13/10/2021 by No Comments

Tari Merak, Salah Satu Seni Tari Kreasi Baru Yang Mendunia Tari Merak adalah model tari kreatif baru yang lahir di negara Pasundang. Tarian ini begitu indah sehingga mengekspresikan keanggunan gerak dan keindahan gaun yang diambil dari kehidupan burung merak.

Tari Merak, Salah Satu Seni Tari Kreasi Baru Yang Mendunia

lodestonetheatre – Tarian ini konon membawakan aksi merak jantan yang terkenal pesolek. Burung merak jantan seringkali memperlihatkan keindahan bulu ekor yang berwarna-warni ketika hendak memikat burung merak betina.

Baca Juga : Tari Ratoh Duek, Tari Aceh Yang Mirip Tari Saman

Tarian ini merupakan salah satu kesenian Jawa Barat yang sangat populer tidak hanya di Indonesia tetapi juga di luar negeri. Melalui tarian ini lahir beberapa variasi tarian serupa di tempat lain dengan rencana dan gerakan yang serupa, seperti Tari Merak Jawa Timur dan Tari Manukrawa Denpasar.

Formulir Presentasi Tari Merak

Tarian Merak adalah kelompok penari yang terdiri dari tiga orang atau lebih. Penari memiliki kemampuan menjadi burung merak jantan dan betina.
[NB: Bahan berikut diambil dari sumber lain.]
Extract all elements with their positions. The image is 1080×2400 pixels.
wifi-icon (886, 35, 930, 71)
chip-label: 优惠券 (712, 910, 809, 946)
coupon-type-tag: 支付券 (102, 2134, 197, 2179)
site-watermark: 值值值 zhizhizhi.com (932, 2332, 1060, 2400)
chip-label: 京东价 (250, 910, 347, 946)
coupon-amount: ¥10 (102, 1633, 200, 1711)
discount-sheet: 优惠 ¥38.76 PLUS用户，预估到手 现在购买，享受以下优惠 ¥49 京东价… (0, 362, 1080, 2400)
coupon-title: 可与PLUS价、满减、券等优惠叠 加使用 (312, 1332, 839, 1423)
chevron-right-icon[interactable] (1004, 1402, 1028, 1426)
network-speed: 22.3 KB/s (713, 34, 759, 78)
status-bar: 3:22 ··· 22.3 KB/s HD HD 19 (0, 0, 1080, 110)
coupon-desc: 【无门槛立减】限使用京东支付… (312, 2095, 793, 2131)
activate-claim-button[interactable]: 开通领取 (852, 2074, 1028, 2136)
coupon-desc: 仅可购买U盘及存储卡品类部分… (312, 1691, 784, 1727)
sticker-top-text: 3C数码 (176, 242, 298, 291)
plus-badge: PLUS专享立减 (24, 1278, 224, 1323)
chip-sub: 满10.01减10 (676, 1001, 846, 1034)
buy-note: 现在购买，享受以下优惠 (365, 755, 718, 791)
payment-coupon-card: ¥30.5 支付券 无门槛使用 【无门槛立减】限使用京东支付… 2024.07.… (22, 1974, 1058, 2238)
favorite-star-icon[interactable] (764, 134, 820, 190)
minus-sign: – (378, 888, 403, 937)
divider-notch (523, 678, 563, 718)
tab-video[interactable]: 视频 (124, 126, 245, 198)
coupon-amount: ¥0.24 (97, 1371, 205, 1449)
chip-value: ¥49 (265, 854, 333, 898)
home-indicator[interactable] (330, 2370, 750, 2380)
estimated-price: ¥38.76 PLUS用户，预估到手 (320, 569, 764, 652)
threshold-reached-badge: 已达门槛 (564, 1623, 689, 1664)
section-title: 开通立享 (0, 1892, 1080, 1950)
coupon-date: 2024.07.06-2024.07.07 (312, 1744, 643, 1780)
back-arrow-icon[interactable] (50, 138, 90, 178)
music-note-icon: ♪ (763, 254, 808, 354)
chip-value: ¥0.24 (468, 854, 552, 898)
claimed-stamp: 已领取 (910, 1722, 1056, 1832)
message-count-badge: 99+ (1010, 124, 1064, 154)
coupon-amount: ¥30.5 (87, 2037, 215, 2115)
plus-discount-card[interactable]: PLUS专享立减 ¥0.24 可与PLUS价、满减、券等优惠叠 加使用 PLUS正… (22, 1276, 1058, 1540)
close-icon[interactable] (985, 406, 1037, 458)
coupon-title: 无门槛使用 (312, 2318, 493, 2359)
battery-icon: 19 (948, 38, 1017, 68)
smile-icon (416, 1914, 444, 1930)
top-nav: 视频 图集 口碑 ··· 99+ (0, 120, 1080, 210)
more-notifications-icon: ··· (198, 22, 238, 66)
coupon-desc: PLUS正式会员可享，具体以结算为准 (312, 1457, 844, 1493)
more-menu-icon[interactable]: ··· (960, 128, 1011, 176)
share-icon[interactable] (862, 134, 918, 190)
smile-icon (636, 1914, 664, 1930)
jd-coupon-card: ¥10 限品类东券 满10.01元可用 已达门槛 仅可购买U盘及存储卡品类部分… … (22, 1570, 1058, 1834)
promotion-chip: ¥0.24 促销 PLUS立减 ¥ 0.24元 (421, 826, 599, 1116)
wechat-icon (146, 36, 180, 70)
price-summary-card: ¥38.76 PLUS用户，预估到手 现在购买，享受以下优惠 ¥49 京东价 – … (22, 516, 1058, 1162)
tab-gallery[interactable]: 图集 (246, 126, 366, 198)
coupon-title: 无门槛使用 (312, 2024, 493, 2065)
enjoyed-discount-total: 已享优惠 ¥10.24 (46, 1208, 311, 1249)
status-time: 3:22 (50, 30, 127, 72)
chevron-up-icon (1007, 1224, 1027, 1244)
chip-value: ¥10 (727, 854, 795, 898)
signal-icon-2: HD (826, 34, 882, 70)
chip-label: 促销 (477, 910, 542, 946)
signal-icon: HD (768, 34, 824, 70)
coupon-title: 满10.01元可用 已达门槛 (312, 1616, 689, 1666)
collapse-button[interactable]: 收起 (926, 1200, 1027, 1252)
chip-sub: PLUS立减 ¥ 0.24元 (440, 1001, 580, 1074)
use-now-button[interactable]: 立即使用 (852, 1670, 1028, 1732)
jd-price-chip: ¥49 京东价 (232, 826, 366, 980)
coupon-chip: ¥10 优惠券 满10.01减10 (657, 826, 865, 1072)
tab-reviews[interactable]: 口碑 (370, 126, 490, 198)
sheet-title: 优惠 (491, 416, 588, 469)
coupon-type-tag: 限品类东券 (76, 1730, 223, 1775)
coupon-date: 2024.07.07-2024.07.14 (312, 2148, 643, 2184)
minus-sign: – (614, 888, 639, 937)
Mereka menari bersama dengan lagu macan tutul, namun ada juga tirai Waditra Bonang yang tertimpa pohon dengan keras. Waditra khusus diberikan kepada anggota gerakan merak.

Baca Juga : Aneka Tutorial Kerajinan dari Batok Kelapa

Pada pertunjukannya, tarian ini menonjol, terutama pada pakaian yang dikenakan penari dengan motif seperti bulu merak. Kain dan pakaiannya serasi dengan warna hijau, biru dan hitam untuk melukis bulu merak.

Aksesori yang paling jelas adalah sepasang bulu yang meniru bulu atau ekor merak yang mengembang. Setiap penari juga memakai mahkota untuk lebih mencerminkan burung.

Sejarah singkat tari merak

Dalam sejarahnya, tarian ini dimulai pada th. 1950-an. Koreografer asal Sunda, Rahden Chetjep Somantri, pertama kali tampil di panggung.

Untuk pengembangan selanjutnya, khususnya menuju th Pada tahun 1965, tari ini kembali dipopulerkan dengan perkembangan kreasi gerak baru oleh Irawati Durban, seorang seniman tari asal Bandung, Jawa Barat.

Tarian ini merupakan salah satu dari sekian banyak seni tari yang berasal dari Jawa Barat yang sering dibawakan untuk menyambut tamu-tamu penting. Meski tidak jarang, mereka terpilih untuk mempromosikan budaya Indonesia, khususnya budaya Pasundan di tingkat internasional.

Selebihnya tarian ini juga sering dilakukan untuk menyambut pengantin pria pada prosesi pernikahan adat Sunda.